Another director who has, over the years, revisited one of his films. With a bit of a hit-and-miss approach. The director is Ridley Scott. The film is, as the one mentioned above, one of my favourite of all time. That being Blade Runner. Set six years in the future. Instead of what Lucas did to Star Wars, Scott has done some great alterations. As well as that, he did do some bad things to the films as well.
I love all the versions of the films. Friends can tell you I can bore them ridged about the film and the differences between each version.
The only thing I don’t like about the 1992, and other versions is the lack of Deckard’s voice overs. I love them. It sets the tone for what’s going to happen. A Tech Noir thriller. It gives the viewer a feel of a 40s Sam Spade-esque detective story but set sometime in the future. One of the original trailer has the same voice over feel to it [I can’t find the scene on youTube]
After that came The Director’s Cut. This was released ten years after the original hit the Silver Screen. It had, for some, the voice overs removed [Boo!] and the dreadful “happy ending” that was tacked on because “The Studio” made him do it. The clean ending is what makes this version. It also dips into the “Deckard is a replicant” mythos with the “Unicorn dream sequence” added.
Then in 2007 we got to see what Scott describes as the “Final Cut”. A mix of all previous versions including the preview versions. That version was used to gauge what an unexpected movie audience thought of the film.

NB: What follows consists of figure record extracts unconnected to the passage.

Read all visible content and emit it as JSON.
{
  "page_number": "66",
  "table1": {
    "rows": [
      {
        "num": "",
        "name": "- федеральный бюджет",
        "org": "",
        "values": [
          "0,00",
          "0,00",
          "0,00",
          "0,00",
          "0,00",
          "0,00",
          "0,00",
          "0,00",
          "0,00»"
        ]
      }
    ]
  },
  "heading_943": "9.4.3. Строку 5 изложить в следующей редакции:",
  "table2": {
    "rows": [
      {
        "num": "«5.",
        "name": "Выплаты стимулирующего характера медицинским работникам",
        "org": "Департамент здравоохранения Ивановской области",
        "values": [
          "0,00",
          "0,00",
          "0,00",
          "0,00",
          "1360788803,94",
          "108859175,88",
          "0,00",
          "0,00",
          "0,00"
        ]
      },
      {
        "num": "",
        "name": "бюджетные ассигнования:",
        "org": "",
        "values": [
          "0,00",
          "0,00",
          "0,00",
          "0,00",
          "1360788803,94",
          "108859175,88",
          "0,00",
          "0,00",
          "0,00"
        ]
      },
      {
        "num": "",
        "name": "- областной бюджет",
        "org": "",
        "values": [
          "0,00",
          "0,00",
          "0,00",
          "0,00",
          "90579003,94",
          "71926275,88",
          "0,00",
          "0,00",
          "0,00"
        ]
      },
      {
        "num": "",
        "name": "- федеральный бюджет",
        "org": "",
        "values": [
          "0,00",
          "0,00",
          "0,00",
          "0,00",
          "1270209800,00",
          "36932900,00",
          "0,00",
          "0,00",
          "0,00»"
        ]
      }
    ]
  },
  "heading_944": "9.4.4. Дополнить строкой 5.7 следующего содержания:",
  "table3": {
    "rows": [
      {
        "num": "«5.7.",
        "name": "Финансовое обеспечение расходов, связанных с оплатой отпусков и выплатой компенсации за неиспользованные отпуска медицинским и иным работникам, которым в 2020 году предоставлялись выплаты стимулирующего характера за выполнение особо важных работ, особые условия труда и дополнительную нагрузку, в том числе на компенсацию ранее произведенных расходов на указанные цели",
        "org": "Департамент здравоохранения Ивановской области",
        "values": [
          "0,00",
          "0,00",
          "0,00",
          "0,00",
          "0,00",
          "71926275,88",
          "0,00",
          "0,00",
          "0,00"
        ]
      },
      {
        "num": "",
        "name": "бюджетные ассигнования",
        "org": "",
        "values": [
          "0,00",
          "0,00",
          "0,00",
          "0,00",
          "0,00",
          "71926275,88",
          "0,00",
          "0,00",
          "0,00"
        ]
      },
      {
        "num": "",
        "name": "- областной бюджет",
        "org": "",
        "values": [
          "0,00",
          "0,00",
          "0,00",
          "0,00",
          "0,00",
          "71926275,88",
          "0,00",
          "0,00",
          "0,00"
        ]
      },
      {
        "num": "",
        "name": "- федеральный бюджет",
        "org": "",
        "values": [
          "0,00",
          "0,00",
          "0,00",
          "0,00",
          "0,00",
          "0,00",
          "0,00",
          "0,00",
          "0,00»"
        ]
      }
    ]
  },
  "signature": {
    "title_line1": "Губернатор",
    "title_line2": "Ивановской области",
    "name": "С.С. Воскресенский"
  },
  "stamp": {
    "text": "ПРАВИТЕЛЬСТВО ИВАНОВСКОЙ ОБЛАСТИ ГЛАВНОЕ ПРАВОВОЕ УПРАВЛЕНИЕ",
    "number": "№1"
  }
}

It just made the film better. It removed a lot of the annoying little continuity errors – both audio and visual ones.
I can go on and on about other films. Metropolis is another one of those films that have spent many years being butchered into a more “cinema friendly” version. Originally shown it ran to a huge 153 minutes. Then over the years it was butchered and butchered down to a 80 minute version for the 1984 re-release.
Over the last five years there has been two restorations of the film. This has now taken the film back to close to its premier length at 148 minutes.